The Group has financed its activities by raising funds through borrowings set out in note 20
above. There are no material differences between the book value and fair value of the financial
assets.
24.
CAPITAL MANAGEMENT POLICIES
The Group and Company set the amount of capital in proportion to its overall financing
structure and manage their capital structure and make adjustments to it in the light of changes
in economic conditions and the risk characteristics of the underlying assets.
The Group considers its equity to be its capital.
The Group and Company’s capital management objectives are:
to ensure compliance with borrowing covenants;
to ensure the Group’s and Company’s ability to continue as a going concern; and
to provide an adequate return to shareholders.
In order to maintain or adjust the capital structure, the Group may issue new shares or sell
assets to reduce debts. The Group will continue making interest payments in accordance with
financial and non-financial loan covenants.
The Group applies itself to taking on critically analysed and early productive asset acquisitions
as a forward de-risk strategy to maintain going concern issues.
PENNPETRO ENERGY PLC
NOTES TO THE FINANCIAL STATEMENTS
For the 15 month period ended 31 March 2023
68
25.
CAPITAL COMMITMENTS
As at 31 December 2021, the Group had no capital commitments for drilling and equipment
costs contracted but not provided for. The agreements signed with Millennium PetroCapital
Corporation in March 2023 required a capital commitment of $737,510, which was settled in
April 2023. The agreements signed in 2023 with Horse Hill carry no capital commitments until
that agreement becomes unconditional.
26.
RELATED PARTY TRANSACTIONS
Transactions with Directors
An amount of £10,000 that was previously advanced to Thomas Evans remains outstanding
as at 31 March 2023 (2021: £10,000).
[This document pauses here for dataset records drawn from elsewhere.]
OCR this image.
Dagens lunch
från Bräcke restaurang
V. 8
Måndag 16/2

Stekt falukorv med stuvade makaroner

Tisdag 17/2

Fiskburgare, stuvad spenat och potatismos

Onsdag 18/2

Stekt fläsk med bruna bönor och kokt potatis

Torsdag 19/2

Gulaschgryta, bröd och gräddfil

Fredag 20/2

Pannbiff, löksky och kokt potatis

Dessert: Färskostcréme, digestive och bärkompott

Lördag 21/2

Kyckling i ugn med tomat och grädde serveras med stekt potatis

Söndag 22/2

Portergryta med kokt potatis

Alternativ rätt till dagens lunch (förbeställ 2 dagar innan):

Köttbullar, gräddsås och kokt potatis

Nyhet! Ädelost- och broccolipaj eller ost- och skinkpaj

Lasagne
The amount is secured against shares held by him in
the Company and is due for repayment within 12 months. No interest has been charged on the
advance.
Thomas Evans is a Director of the following companies which are considered as related
parties:
FHF Securities (A’Asia) Limited – a shareholder in Pennpetro with a 0.49%
shareholding in the Company.
Nobel Petroleum LLC, which is a 100% directly owned subsidiary of Pennpetro USA
Corp.
Nobel Petroleum USA, Inc, which is a 100% owned subsidiary of Pennpetro USA
Corp.
Pennpetro USA Corp., which is a 100% owned subsidiary of Pennpetro.
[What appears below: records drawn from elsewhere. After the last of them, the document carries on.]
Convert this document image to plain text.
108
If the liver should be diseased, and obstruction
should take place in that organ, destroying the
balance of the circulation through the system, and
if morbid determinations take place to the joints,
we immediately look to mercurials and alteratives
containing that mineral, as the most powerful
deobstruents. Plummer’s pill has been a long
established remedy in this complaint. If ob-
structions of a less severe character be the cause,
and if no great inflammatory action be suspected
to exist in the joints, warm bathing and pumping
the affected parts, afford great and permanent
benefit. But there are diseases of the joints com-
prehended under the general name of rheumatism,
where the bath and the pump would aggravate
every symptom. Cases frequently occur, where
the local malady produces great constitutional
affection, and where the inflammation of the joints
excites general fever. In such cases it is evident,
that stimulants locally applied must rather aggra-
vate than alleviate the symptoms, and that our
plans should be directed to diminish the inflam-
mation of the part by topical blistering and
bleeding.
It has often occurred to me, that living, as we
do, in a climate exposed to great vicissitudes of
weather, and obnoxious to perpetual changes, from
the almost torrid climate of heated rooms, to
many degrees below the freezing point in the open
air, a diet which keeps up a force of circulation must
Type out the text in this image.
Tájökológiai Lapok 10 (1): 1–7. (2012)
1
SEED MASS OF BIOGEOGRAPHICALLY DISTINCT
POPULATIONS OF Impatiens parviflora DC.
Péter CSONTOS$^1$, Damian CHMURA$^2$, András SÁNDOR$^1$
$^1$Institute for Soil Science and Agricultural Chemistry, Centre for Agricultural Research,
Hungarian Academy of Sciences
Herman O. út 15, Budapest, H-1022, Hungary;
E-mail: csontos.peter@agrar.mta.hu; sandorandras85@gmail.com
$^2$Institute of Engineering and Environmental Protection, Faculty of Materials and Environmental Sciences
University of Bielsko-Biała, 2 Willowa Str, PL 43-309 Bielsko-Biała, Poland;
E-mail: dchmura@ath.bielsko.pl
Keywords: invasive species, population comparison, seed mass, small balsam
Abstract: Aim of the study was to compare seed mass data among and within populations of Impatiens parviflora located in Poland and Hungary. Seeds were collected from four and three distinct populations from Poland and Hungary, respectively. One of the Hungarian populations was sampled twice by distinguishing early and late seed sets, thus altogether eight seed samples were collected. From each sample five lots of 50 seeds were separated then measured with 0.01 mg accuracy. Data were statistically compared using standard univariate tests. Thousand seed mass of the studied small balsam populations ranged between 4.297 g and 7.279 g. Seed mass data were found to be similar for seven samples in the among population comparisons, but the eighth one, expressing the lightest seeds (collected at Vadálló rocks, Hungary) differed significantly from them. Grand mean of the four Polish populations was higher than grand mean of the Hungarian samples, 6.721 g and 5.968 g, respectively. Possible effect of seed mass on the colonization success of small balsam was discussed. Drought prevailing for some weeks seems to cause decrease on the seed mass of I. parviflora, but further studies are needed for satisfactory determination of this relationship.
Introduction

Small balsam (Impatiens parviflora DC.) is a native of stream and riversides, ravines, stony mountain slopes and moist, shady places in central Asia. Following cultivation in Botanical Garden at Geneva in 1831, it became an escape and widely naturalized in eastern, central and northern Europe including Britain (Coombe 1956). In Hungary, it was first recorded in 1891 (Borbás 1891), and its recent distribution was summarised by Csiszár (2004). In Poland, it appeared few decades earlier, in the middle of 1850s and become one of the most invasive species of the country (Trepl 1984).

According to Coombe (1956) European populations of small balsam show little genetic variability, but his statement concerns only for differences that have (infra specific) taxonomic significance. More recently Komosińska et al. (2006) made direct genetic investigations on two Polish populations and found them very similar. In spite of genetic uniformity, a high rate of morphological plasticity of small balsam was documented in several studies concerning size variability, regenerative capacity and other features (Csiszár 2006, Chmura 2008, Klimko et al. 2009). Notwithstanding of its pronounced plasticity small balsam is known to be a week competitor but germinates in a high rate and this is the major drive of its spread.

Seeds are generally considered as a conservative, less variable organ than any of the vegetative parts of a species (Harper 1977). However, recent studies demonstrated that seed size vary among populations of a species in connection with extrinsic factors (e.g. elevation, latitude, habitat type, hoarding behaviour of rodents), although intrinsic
Pennpetro Greentec UK Limited, which is a 100% owned subsidiary of Pennpetro.
Pennpetro Green Energy Limited, which is a 100% owned subsidiary of Pennpetro.
Pennpetro Greentec Limited, which is a 100% owned subsidiary of Pennpetro.
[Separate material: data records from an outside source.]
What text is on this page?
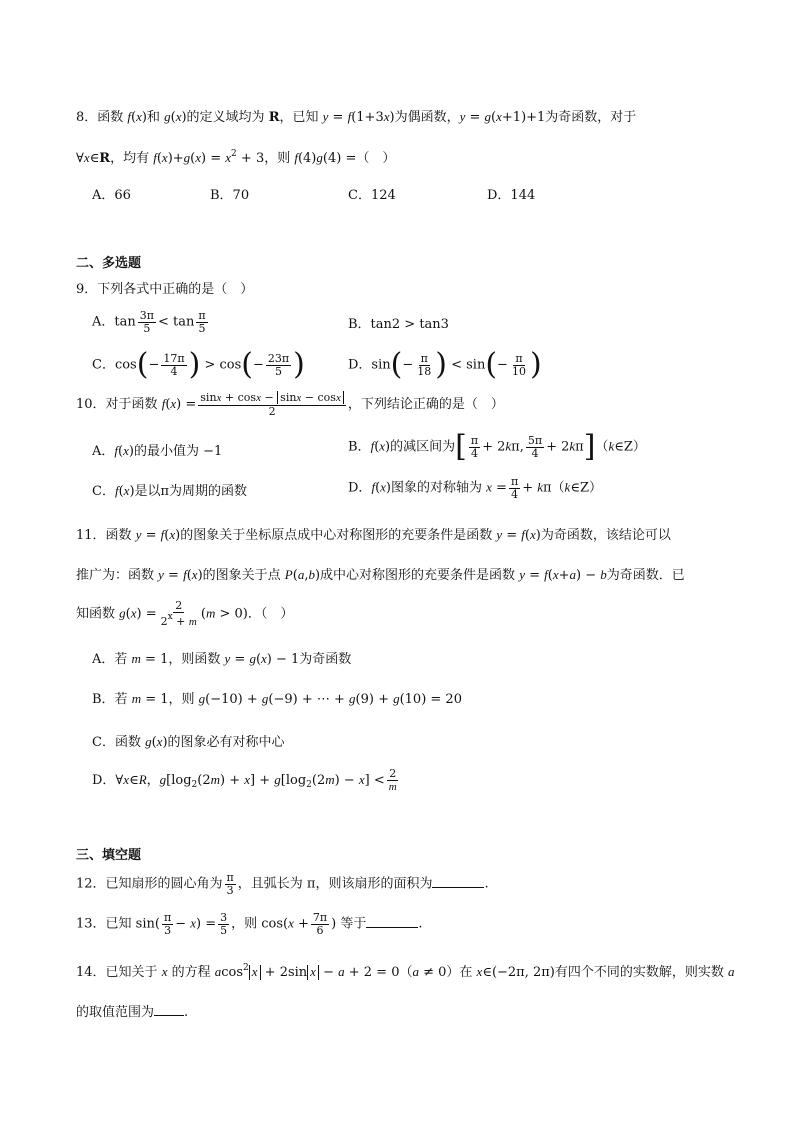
8．函数 f(x)和 g(x)的定义域均为 R，已知 y = f(1+3x)为偶函数，y = g(x+1)+1为奇函数，对于
∀x∈R，均有 $f(x)+g(x) = x^2 + 3$，则 f(4)g(4) =（　）
A．66	B．70	C．124	D．144
二、多选题
9．下列各式中正确的是（　）
A．$\tan \frac{3\pi}{5} < \tan \frac{\pi}{5}$	B．tan2 > tan3
C．$\cos(- \frac{17\pi}{4}$ ) > $\cos(- \frac{23\pi}{5}$ )	D．$\sin(- \frac{\pi}{18}$ ) < $\sin(- \frac{\pi}{10}$ )
10．对于函数 $f(x) = \frac{\sin x + \cos x - \sin x - \cos x}{2}$ ，下列结论正确的是（　）
A．f(x)的最小值为 −1	B．f(x)的减区间为[ $\frac{\pi}{4} + 2k\pi$, $\frac{5\pi}{4}$ + 2kπ]（k∈Z）
C．f(x)是以π为周期的函数	D．f(x)图象的对称轴为 $x = \frac{\pi}{4}$ + kπ（k∈Z）
11．函数 y = f(x)的图象关于坐标原点成中心对称图形的充要条件是函数 y = f(x)为奇函数，该结论可以
推广为：函数 y = f(x)的图象关于点 P(a,b)成中心对称图形的充要条件是函数 y = f(x+a) − b为奇函数．已
知函数 $g(x) = \frac{2}{2^x + m} (m > 0)$．（　）
A．若 m = 1，则函数 y = g(x) − 1为奇函数
B．若 m = 1，则 g(−10) + g(−9) + ⋯ + g(9) + g(10) = 20
C．函数 g(x)的图象必有对称中心
D．∀x∈R，$g[\log_2(2m) + x] + g[\log_2(2m) - x] < \frac{2}{m}$
三、填空题
12．已知扇形的圆心角为 $\frac{\pi}{3}$ ，且弧长为 π，则该扇形的面积为	.
13．已知 $\sin( \frac{\pi}{3} - x) = \frac{3}{5}$ ，则 $\cos(x + \frac{7\pi}{6}$ ) 等于	.
14．已知关于 x 的方程 acos$^2$ x + 2sin x − a + 2 = 0（a ≠ 0）在 x∈(−2π, 2π)有四个不同的实数解，则实数 a
的取值范围为 .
Transactions with Group undertakings
During the year ended 31 March 2023, the Company provided funds to its wholly owned
subsidiary Nobel Petroleum USA of $134,753 (2021: $6,875).
After the foreign exchange losses of $267,965 (2021: gains of $427,692) the total amount due
from the Group as at 31 March 2023 was $2,944,932 (2021: $3,078,144).
All Group transactions were eliminated on consolidation.
27.
ULTIMATE CONTROLLING PARTY
As at 31 March 2023, there was no ultimate controlling party.
28.
EVENTS AFTER THE REPORTING PERIOD
On 11 April 2023, the Company raised £1,500,000 gross proceeds through the issue of
10,000,000 new ordinary shares together with transfers from existing shareholders of a further
39,526,195 existing shares at a price of 3p per share.
On 14 July 2023, the Company raised £300,000 gross proceeds from the issue of 5,800,000
new ordinary shares together with transfers from existing shareholders of a further 9,200,000
existing shares at a price of 2p per share.